Cortana Will Be Integrated into the Operating System
Cortana, aptly named after the artificial intelligence terminal in the Halo video game series, will bring voice interaction to all versions of Windows 10. While this feature was initially introduced in the Windows Phone 8.1 mobile operating system, it will make landfall on all devices using Windows 10. Since Cortana is meant to be a personal assistant, she can do all sorts of neat things for you, including adding events to your calendar, sending emails, and so on; all hands-free with your voice. It’s similar to Apple’s Siri for iOS. Whether or not this will be as useful as it is on a mobile device is yet to be determined, but chances are it probably will be.
Windows 10 for Mobile and Tablets
As you can imagine, Windows 10 for mobile devices looks a lot like Windows Phone 8.1. Versions of Microsoft Word, Excel, and PowerPoint will be available on Windows 10 for smartphones and tablets. Joe Belfiore, Microsoft’s Corporate VP of Operating Systems, compares these applications to those found on the desktop version of the operating system, and there are very few differences. This proves that Microsoft was serious when they claimed they were making one operating system for multiple different devices.
Spartan: Microsoft’s New Web Browser
In addition to Internet Explorer 11, Windows 10 will also feature a brand new browser codenamed Spartan. It looks similar to other popular dynamic browsers, like Google Chrome and Mozilla Firefox. However, what Spartan features that the others don’t is a drawing feature with a stylus. Users can add comments or scribble down notes in the sidebar of a web page, which might see some use as an ideal note-taking function. Cortana is also built into Spartan, which can provide you with information concerning a search or location.
Brand New Consumer Technology: Xbox One/Windows 10 Communication, Microsoft Surface Hub, and Microsoft HoloLens
In addition to Windows 10, the software company showed off some sweet new technology they’ve been working on lately. For the avid gamers in your life, they revealed that the popular video gaming system Xbox One will be able to stream directly to Windows 10 devices. They also showed a new Xbox app, which gives a Facebook-like interface to the gaming service. It allows you to view the games being played by other people in your network.
For the more business-oriented professional, Microsoft showed off the Surface Hub. It acts like a whiteboard, which allows for note-taking, video conferencing (thanks to Skype), and more.
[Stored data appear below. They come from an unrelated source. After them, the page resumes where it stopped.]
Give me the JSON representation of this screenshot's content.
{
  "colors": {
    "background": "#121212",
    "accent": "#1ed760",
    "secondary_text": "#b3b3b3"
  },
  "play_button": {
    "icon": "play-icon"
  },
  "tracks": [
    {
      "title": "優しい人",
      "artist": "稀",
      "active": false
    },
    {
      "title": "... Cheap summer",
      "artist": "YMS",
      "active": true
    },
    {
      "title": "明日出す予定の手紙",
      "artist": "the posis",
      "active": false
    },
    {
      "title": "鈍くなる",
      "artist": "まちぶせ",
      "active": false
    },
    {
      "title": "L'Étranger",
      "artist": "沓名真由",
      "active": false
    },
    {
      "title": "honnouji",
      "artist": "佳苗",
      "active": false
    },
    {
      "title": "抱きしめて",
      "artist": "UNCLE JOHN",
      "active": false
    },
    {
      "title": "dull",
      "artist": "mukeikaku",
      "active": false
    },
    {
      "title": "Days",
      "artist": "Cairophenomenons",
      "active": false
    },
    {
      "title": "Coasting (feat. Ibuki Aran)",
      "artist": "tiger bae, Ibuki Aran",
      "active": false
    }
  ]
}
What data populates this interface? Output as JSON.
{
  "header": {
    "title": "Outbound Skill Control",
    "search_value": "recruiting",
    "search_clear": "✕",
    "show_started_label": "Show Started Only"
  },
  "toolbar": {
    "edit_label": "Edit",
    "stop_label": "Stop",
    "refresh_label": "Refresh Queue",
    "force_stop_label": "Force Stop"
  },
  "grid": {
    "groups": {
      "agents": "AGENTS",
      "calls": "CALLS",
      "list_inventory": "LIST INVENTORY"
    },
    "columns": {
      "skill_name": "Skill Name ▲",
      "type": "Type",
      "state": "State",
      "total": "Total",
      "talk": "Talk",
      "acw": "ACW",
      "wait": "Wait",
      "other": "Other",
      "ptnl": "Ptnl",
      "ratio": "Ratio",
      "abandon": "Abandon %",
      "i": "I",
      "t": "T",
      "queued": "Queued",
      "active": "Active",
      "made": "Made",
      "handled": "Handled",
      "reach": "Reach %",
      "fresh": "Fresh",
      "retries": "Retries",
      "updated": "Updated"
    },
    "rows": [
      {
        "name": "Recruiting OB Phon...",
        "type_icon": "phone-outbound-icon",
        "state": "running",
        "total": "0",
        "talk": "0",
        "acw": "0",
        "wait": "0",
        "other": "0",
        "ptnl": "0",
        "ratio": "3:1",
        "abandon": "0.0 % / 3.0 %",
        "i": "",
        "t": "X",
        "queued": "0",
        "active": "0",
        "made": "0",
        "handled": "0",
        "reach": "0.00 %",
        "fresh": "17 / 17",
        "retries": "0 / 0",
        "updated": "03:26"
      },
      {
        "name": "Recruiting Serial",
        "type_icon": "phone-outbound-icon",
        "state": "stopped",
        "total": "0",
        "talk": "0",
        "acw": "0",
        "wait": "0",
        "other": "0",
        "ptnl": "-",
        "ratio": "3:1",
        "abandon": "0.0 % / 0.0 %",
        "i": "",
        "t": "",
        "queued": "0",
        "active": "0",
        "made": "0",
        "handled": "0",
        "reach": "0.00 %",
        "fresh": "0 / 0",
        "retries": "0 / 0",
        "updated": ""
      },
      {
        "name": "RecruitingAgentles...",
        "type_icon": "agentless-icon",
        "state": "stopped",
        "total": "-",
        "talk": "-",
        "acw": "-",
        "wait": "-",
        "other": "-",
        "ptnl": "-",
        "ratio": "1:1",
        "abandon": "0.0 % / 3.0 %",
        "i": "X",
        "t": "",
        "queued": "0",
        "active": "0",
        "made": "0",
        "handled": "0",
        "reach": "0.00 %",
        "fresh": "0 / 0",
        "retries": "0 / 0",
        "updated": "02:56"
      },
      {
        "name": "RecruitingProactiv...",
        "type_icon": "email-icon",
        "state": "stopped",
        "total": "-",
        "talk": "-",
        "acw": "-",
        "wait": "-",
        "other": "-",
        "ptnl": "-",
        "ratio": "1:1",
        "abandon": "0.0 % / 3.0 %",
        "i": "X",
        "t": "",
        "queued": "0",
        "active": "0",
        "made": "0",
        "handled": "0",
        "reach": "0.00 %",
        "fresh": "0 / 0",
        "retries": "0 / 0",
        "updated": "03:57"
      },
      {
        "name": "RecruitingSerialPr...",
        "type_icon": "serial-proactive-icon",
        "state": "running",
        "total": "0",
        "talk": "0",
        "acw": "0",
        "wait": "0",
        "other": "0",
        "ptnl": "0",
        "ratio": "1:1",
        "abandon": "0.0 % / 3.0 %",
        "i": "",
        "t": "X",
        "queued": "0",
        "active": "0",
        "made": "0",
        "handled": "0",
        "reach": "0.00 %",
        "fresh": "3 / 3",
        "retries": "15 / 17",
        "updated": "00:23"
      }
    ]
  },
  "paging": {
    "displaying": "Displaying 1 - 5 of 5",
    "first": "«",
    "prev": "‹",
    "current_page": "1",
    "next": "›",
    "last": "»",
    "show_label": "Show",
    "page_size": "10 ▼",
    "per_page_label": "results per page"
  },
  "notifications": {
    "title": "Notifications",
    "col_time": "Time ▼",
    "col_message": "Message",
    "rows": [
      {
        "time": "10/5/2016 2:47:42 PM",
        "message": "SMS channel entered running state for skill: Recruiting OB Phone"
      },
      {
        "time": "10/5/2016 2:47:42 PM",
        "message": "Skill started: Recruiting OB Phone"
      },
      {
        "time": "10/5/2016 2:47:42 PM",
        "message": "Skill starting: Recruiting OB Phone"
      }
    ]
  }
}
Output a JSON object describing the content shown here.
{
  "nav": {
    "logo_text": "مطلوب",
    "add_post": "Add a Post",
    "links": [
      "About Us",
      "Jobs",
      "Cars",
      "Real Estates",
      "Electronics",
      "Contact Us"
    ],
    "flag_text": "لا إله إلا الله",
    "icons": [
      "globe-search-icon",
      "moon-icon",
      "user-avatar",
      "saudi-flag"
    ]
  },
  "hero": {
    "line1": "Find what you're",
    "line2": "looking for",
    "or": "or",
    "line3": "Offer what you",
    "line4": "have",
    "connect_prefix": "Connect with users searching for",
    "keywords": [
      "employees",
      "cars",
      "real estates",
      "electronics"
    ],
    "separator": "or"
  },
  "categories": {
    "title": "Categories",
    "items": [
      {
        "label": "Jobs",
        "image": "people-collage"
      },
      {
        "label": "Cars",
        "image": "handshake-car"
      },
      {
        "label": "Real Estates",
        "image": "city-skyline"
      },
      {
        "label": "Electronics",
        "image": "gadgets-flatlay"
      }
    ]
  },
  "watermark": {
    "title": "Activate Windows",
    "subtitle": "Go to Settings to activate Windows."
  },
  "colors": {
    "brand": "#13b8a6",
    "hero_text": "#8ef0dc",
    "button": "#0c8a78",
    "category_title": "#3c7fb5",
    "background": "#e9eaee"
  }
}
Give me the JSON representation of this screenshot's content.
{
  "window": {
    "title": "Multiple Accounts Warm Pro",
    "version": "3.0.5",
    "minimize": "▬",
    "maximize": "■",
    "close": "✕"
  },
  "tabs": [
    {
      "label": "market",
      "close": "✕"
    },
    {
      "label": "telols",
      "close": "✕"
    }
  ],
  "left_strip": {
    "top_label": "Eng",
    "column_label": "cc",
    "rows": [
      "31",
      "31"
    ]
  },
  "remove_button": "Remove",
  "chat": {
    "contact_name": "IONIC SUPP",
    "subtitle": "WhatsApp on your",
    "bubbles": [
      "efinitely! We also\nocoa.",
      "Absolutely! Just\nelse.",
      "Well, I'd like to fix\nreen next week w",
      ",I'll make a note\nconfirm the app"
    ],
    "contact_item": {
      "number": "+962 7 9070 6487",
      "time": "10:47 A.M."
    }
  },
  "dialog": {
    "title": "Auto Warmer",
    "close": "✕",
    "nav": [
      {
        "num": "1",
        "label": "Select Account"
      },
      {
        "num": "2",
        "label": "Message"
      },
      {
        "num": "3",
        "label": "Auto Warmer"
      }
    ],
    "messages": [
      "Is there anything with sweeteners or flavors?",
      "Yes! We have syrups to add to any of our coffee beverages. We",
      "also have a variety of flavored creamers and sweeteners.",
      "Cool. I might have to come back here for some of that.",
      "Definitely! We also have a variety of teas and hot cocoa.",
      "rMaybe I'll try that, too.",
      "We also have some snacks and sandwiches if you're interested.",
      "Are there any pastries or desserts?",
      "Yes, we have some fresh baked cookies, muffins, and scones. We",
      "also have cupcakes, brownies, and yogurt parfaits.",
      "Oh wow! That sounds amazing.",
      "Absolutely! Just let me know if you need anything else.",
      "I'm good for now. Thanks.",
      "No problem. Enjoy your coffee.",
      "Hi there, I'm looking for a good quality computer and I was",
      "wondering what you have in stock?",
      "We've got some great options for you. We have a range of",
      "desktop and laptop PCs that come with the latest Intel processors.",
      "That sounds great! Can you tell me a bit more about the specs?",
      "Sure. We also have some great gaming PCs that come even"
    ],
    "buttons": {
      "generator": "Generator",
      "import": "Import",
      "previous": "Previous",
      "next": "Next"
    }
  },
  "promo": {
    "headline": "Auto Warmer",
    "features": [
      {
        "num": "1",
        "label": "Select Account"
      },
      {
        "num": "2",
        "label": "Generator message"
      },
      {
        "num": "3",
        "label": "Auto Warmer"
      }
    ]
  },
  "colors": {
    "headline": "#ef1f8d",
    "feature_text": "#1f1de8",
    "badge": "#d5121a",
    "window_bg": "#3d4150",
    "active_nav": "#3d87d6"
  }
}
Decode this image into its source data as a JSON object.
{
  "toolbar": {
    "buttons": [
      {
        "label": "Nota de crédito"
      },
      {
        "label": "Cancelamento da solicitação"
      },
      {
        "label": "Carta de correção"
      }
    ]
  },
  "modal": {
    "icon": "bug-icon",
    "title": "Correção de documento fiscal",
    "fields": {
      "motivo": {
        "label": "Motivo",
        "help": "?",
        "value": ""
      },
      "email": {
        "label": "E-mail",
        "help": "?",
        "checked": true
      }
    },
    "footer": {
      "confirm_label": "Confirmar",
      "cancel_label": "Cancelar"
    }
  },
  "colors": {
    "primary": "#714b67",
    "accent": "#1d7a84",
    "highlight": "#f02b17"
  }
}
They’re advertising it as a valuable asset to use for meetings in the modern office, but whether or not it will be ideal for the small business will be determined as time goes on.
Finally, we’ve arrived at possibly the coolest gadget that’s been revealed yet: The Microsoft HoloLens.
Similar to Google Glass, which wasn’t well-received by the general populace and has now been discontinued by Google, the HoloLens uses a brand spanking new processor unlike any other built yet. It features a see-through lens which allows the user to literally see holograms and interact with them. As you might imagine, it’s difficult to describe; but you don’t need us to tell you that the possibilities for this type of computing are huge.
The new Windows operating system is indeed shaping up to be something else altogether, and looks to be one of the most anticipated versions of the operating system since Windows 7. Additionally, one of the biggest things revealed during this event was that Windows 10 will be a free upgrade for users of Windows 7, Windows 8.1, and Windows Phone 8.1, if the software is purchased through Microsoft. However, this deal is limited to one year following the release of the new operating system.
Now that we know a bit more about it, what are your thoughts? Which of these features are you most looking forward to taking advantage of? Let us know in the comments.